Educação
Um
trabalho em cooperação
É necessário que as fronteiras e a hierarquia entre família e escola
tornem-se menos rígidas, o que será possível a partir da (re)definição das
tarefas educativas de cada sistema.

Historicamente, desde a década de 1950, quando houve o surgimento do
movimento higienista, a família passou a ser alvo de intervenções e orientações
para o cuidado e a criação dos filhos (Oliveira, 2002). As escolas também foram
imbuídas de uma ação higienista em relação à família e voltada à educação de
crianças saudáveis. Estudos atuais reiteram a continuidade desse movimento
naturalizado dentro e fora da escola. O professor, nessa perspectiva, passa a
reproduzir a hierarquia existente entre o saber da escola sobre o da família
(Carvalho, 2004; Viana, 2005).
Estudiosos do tema sugerem que,
para modificar alguns aspectos dessa relação, é preciso que os profissionais
envolvidos na educação aceitem que seu saber educativo não pode distanciar-se
do saber das famílias nem se colocar acima dele (Vila, 2003). Convergência e
aproximação dos saberes parece ser a “receita” para a construção de relações de
confiança mútua e cooperação entre a família e a escola, compartilhando um
mesmo projeto educativo.

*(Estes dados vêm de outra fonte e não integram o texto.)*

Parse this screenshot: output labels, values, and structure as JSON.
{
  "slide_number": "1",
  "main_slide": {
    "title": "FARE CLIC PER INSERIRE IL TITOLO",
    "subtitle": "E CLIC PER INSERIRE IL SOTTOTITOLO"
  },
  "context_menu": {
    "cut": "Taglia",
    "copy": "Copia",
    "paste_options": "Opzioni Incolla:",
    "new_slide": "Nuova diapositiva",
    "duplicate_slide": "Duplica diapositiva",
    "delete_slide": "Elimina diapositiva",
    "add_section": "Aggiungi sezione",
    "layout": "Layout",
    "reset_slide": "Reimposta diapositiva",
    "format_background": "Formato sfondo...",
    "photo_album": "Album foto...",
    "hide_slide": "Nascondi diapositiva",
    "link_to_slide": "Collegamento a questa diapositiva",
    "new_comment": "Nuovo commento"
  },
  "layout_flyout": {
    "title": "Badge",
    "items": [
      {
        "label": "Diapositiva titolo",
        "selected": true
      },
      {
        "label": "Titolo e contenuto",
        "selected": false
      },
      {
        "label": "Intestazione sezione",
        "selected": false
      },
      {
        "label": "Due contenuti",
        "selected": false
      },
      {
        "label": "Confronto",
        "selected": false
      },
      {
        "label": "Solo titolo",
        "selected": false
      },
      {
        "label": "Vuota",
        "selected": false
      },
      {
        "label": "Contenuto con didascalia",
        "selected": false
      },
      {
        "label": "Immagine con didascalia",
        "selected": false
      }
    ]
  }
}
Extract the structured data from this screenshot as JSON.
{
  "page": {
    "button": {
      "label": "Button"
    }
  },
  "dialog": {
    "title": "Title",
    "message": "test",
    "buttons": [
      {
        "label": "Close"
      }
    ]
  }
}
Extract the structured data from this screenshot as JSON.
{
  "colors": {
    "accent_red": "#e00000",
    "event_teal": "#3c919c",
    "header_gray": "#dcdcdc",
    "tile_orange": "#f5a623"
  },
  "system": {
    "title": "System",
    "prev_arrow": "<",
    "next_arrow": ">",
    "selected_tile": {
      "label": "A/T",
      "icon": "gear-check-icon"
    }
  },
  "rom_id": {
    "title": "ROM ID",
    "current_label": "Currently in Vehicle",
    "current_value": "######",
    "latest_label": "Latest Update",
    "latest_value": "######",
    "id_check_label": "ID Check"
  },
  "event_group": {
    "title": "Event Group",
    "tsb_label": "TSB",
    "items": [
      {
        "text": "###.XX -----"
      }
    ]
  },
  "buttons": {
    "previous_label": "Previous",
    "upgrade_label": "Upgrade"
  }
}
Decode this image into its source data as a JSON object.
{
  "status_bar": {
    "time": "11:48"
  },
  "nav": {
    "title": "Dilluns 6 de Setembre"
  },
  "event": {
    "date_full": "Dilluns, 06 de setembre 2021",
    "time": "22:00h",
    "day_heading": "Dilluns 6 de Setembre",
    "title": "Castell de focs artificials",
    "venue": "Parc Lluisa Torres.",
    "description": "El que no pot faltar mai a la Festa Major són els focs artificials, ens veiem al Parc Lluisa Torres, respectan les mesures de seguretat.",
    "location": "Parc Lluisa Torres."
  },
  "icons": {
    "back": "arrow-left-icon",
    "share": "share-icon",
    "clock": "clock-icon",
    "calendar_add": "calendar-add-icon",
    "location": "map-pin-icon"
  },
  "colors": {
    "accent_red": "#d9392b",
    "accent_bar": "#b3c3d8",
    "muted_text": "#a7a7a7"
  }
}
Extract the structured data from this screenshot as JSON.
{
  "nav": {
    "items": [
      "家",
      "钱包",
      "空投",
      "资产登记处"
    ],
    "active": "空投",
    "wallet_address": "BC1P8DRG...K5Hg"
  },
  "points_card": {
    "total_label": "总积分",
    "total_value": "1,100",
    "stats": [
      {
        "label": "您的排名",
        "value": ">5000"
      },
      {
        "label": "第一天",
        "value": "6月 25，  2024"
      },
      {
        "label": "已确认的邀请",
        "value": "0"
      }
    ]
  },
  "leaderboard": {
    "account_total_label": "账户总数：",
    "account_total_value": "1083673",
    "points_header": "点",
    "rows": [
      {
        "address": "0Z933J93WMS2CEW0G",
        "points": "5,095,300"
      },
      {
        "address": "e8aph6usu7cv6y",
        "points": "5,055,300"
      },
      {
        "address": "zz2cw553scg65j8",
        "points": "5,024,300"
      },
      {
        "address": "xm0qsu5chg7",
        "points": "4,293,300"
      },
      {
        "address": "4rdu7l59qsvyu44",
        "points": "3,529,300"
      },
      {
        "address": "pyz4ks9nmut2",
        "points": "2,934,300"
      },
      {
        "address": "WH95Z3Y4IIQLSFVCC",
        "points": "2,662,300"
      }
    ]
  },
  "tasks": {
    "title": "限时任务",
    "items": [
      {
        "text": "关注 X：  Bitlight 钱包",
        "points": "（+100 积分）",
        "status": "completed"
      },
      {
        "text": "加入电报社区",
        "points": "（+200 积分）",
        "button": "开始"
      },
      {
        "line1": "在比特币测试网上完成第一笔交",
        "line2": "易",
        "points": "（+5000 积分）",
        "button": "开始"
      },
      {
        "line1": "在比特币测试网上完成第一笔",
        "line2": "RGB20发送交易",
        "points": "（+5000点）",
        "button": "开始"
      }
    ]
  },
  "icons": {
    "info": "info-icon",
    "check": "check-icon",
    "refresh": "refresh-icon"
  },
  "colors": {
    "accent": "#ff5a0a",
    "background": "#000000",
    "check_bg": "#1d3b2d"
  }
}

Também é preciso que as escolas reflitam sobre suas
práticas pedagógicas, assumindo as responsabilidades de sua ação, revertendo a
postura “queixosa” em relação à família e tomando-a como parceira (Ditrano e
Silverstein, 2006).
Frente a esse desafio, vários
estudos têm apresentado um resultado preocupante: à medida que os alunos
progridem na escola, a família participa e os acompanha menos (Silveira, 2007).
Se a relação tende a ser enfraquecida conforme as crianças e os adolescentes
evoluem na escola, no ensino médio temos uma perspectiva de lassidão e
afastamento entre família e escola.
Como fica a relação família-escola?
Não é novidade que o ensino médio vem sendo alvo de diversos
questionamentos feitos pela sociedade brasileira, seja por questões contextuais
relacionadas à proposta educativa, pelas mudanças nas vivências dos
adolescentes, por questões socioeconômicas e culturais ou pela interdependência
entre esses fatores (Epstein, 2002; Reis, 2012). Devido à tardia democratização
do ensino médio na escola pública brasileira, sua identidade ainda é confusa e
inacabada (Krawczyk, 2011).
Nesse panorama, os alunos
desejam participar dessa etapa escolar e têm uma imagem positiva da escola,
mas, por vezes, esbarram na incompreensão de aspectos específicos da
apropriação dos saberes. Tal fato apresenta-se como um fenômeno importante em
nossa realidade e encontra respaldo em diversos estudos que se fundamentam na
importância da relação família-escola para melhor desenvolvimento e rendimento
escolar dos adolescentes.
O ensino médio abarca um bom
período da adolescência, etapa da vida bastante intensa, repleta de conflitos e
tarefas de grande repercussão na vida do jovem e de sua família. A
(des)construção da identidade adolescente/jovem, as escolhas afetivas e
sexuais, a escolha profissional, a autonomia/dependência dos grupos e as
oposições familiares são alguns dos pontos de conflito que surgem nessa relação
entre os sistemas educativos. Estudos internacionais têm mostrado que programas
bem-delineados para melhorias na relação família-escola podem ajudar as
famílias a apoiar a educação dos filhos no ensino médio (Polonia e Dessen,
2005).
Um modelo de estudos, pesquisas e
intervenções tem sido utilizado em um centro de estudos americano, a Johns
Hopkins University (Epstein et al., 2002), para desenvolvimento da parceria
família-escola-comunidade. Esse modelo contempla a análise de seis tipos de
envolvimento dos contextos em questão (parentalidade, comunicação,
voluntariado, aprendizagem em casa, tomada de decisões e colaboração com a
comunidade). Os autores, além de enfatizar cada um desses elementos, referem
sugestões de atividades para o fortalecimento dessa parceria.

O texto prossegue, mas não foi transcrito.